Der Tremor an sich ist keine Krankheit sondern ein neurologisches Symptom, das sich am Besten als “Zittern” übersetzen lässt. Die Ursachen eines Tremors reichen von harmlosen Dingen wie Aufregung (sog. physiologischer Tremor) über Medikamente bis hin zu schweren Bewegungsstörungen wie beim Parkinson-Tremor. Ein besonderer Tremor ist der essentielle Tremor, eine Bewegungsstörung mit bisher ungeklärter Ursache. Hierbei handelt es sich um einen sogenannten Aktionstremor, der also vor allem bei alltäglichen Aktionen wie Wasser einschenken oder Essen auftritt und Betroffene je nach Ausprägung massiv beeinträchtigen kann. Auch wenn die zugrunde liegenden Mechanismen bisher nicht ausreichend verstanden sind gibt es vielversprechende Therapie-Ansätze.
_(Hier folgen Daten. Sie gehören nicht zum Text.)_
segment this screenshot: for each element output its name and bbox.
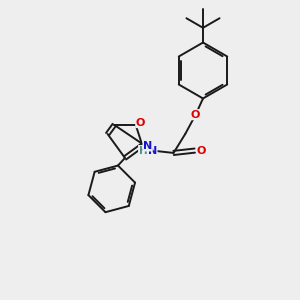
- Text: O: O: [191, 110, 200, 120]
- Text: O: O: [196, 146, 206, 156]
- Text: N: N: [148, 146, 157, 156]
- Text: O: O: [136, 118, 145, 128]
- Text: H: H: [139, 146, 147, 156]
- Text: N: N: [143, 141, 152, 151]
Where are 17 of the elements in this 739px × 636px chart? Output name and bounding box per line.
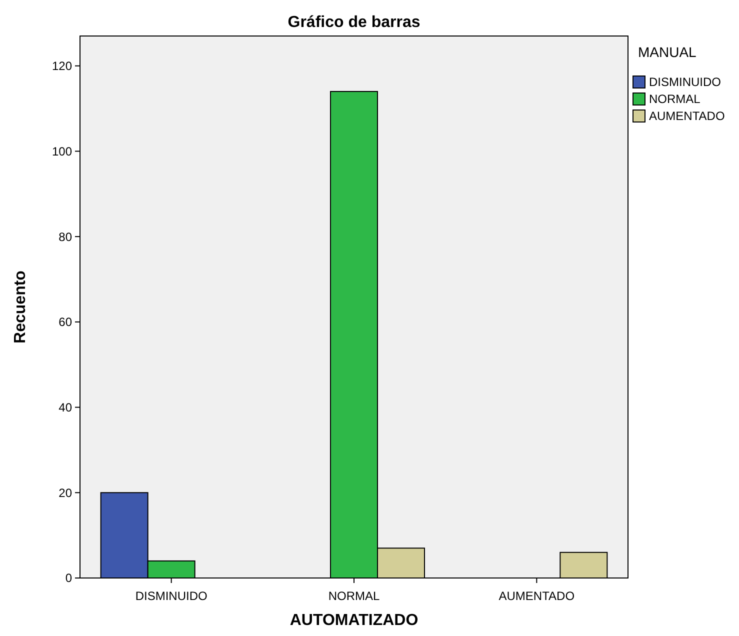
x-tick-label: DISMINUIDO bbox=[135, 589, 208, 603]
y-tick-label: 120 bbox=[52, 59, 72, 74]
y-tick-label: 0 bbox=[65, 571, 72, 586]
y-tick-label: 100 bbox=[52, 144, 72, 158]
legend-label: NORMAL bbox=[649, 92, 701, 106]
y-tick-label: 20 bbox=[58, 486, 72, 500]
y-axis-title: Recuento bbox=[12, 270, 29, 344]
legend-label: AUMENTADO bbox=[649, 109, 725, 124]
y-tick-label: 40 bbox=[58, 400, 72, 414]
y-tick-label: 60 bbox=[58, 315, 72, 330]
x-tick-label: AUMENTADO bbox=[498, 589, 575, 603]
legend-label: DISMINUIDO bbox=[649, 75, 721, 90]
x-axis-title: AUTOMATIZADO bbox=[290, 612, 418, 629]
legend-title: MANUAL bbox=[638, 44, 697, 60]
y-tick-label: 80 bbox=[58, 230, 72, 244]
x-tick-label: NORMAL bbox=[328, 589, 380, 603]
chart-title: Gráfico de barras bbox=[288, 14, 420, 31]
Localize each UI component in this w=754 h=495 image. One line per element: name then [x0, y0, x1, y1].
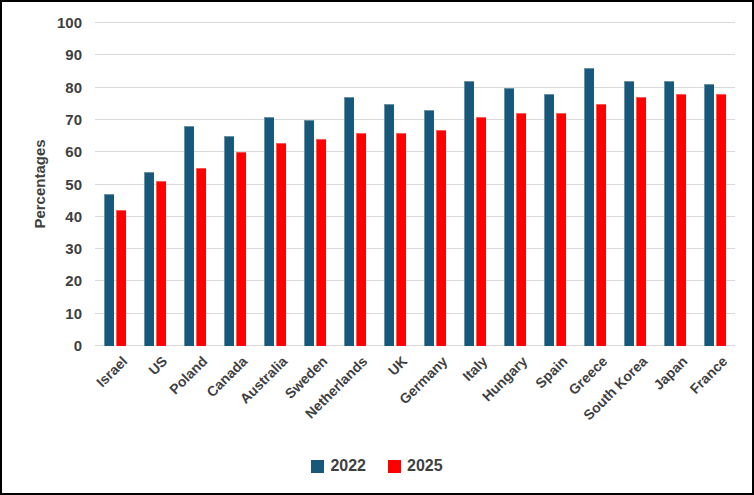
- legend-label-2022: 2022: [330, 457, 366, 475]
- x-axis-label: Poland: [166, 353, 210, 397]
- x-axis-label: Japan: [650, 353, 690, 393]
- bar-group: [135, 23, 175, 346]
- bar-2025-japan: [676, 94, 686, 346]
- bar-2022-us: [144, 172, 154, 346]
- bar-2025-poland: [196, 168, 206, 346]
- bar-group: [535, 23, 575, 346]
- bar-2022-poland: [184, 126, 194, 346]
- bar-2025-australia: [276, 143, 286, 346]
- bar-2025-canada: [236, 152, 246, 346]
- bar-2022-sweden: [304, 120, 314, 346]
- bar-group: [455, 23, 495, 346]
- legend-marker-2022: [311, 460, 324, 473]
- bar-2025-south-korea: [636, 97, 646, 346]
- x-axis-label: US: [145, 353, 170, 378]
- bar-2022-israel: [104, 194, 114, 346]
- x-axis-label: Israel: [93, 353, 130, 390]
- bar-group: [495, 23, 535, 346]
- bar-2025-us: [156, 181, 166, 346]
- bar-2025-israel: [116, 210, 126, 346]
- y-axis-tick-label: 0: [38, 336, 82, 355]
- y-axis-tick-label: 60: [38, 142, 82, 161]
- bar-2025-netherlands: [356, 133, 366, 346]
- bar-group: [175, 23, 215, 346]
- x-axis-label: France: [687, 353, 731, 397]
- bar-2022-australia: [264, 117, 274, 346]
- bar-group: [255, 23, 295, 346]
- plot-area: [95, 23, 735, 346]
- y-axis-tick-label: 10: [38, 304, 82, 323]
- bar-2022-hungary: [504, 88, 514, 346]
- legend-item-2025: 2025: [388, 457, 443, 475]
- bar-2025-spain: [556, 113, 566, 346]
- bar-group: [575, 23, 615, 346]
- x-axis-label: Italy: [459, 353, 490, 384]
- bar-2022-spain: [544, 94, 554, 346]
- bar-2025-italy: [476, 117, 486, 346]
- bar-group: [95, 23, 135, 346]
- bar-2025-hungary: [516, 113, 526, 346]
- bar-2022-italy: [464, 81, 474, 346]
- legend-marker-2025: [388, 460, 401, 473]
- bar-2025-sweden: [316, 139, 326, 346]
- y-axis-tick-label: 50: [38, 175, 82, 194]
- bar-group: [615, 23, 655, 346]
- bar-2022-south-korea: [624, 81, 634, 346]
- bar-group: [415, 23, 455, 346]
- y-axis-tick-label: 90: [38, 45, 82, 64]
- bar-2025-germany: [436, 130, 446, 346]
- bar-2022-france: [704, 84, 714, 346]
- bar-2022-germany: [424, 110, 434, 346]
- y-axis-tick-label: 100: [38, 13, 82, 32]
- y-axis-tick-label: 80: [38, 78, 82, 97]
- bar-2025-france: [716, 94, 726, 346]
- bar-2022-netherlands: [344, 97, 354, 346]
- chart-frame: Percentages 0102030405060708090100 Israe…: [0, 0, 754, 495]
- bar-2022-japan: [664, 81, 674, 346]
- legend: 2022 2025: [2, 457, 752, 475]
- bar-2025-greece: [596, 104, 606, 346]
- legend-label-2025: 2025: [407, 457, 443, 475]
- bar-group: [655, 23, 695, 346]
- bar-2022-canada: [224, 136, 234, 346]
- bar-group: [295, 23, 335, 346]
- y-axis-tick-label: 40: [38, 207, 82, 226]
- y-axis-tick-label: 30: [38, 239, 82, 258]
- bar-groups: [95, 23, 735, 346]
- bar-2022-greece: [584, 68, 594, 346]
- y-axis-tick-label: 70: [38, 110, 82, 129]
- bar-group: [215, 23, 255, 346]
- y-axis-tick-label: 20: [38, 271, 82, 290]
- bar-2022-uk: [384, 104, 394, 346]
- bar-2025-uk: [396, 133, 406, 346]
- bar-group: [695, 23, 735, 346]
- legend-item-2022: 2022: [311, 457, 366, 475]
- bar-group: [375, 23, 415, 346]
- x-axis-label: UK: [385, 353, 411, 379]
- bar-group: [335, 23, 375, 346]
Hier finden Sie einen generellen Überblick über das Thema Tremor
Bisher ist bekannt, dass der essentielle Tremor familiär gehäuft vorkommt und meistens bestimmte Mutationen zugrunde liegen. Die genauen Mechanismen, die zu der Krankheit führen sind allerdings nach wie vor nicht ausreichend geklärt, sodass eine zielgerichtete Therapie nicht möglich ist. Heilbar ist der essentielle Tremor also nicht. Es gibt jedoch einige Therapieansätze, die eine gute Linderung des Tremors bringen können.
Zunächst sollte festgestellt werden, ob wirklich ein essentieller Tremor vorliegt. Kennzeichen sind
ein Aktionstremor, also ein Tremor bei Tätigkeiten wie Wasser einschänken
meist Tremor der Hände und des Kopfes, gelegentlich auch ein sog. Stimmtremor
familiäre Häufung
Zunahme des Tremors bei Stress bzw. psychischer Belastung
oft wird eine Besserung unter Alkohol beobachtet (was natürlich keine Aufforderung zum Alkoholkonsum darstellt!)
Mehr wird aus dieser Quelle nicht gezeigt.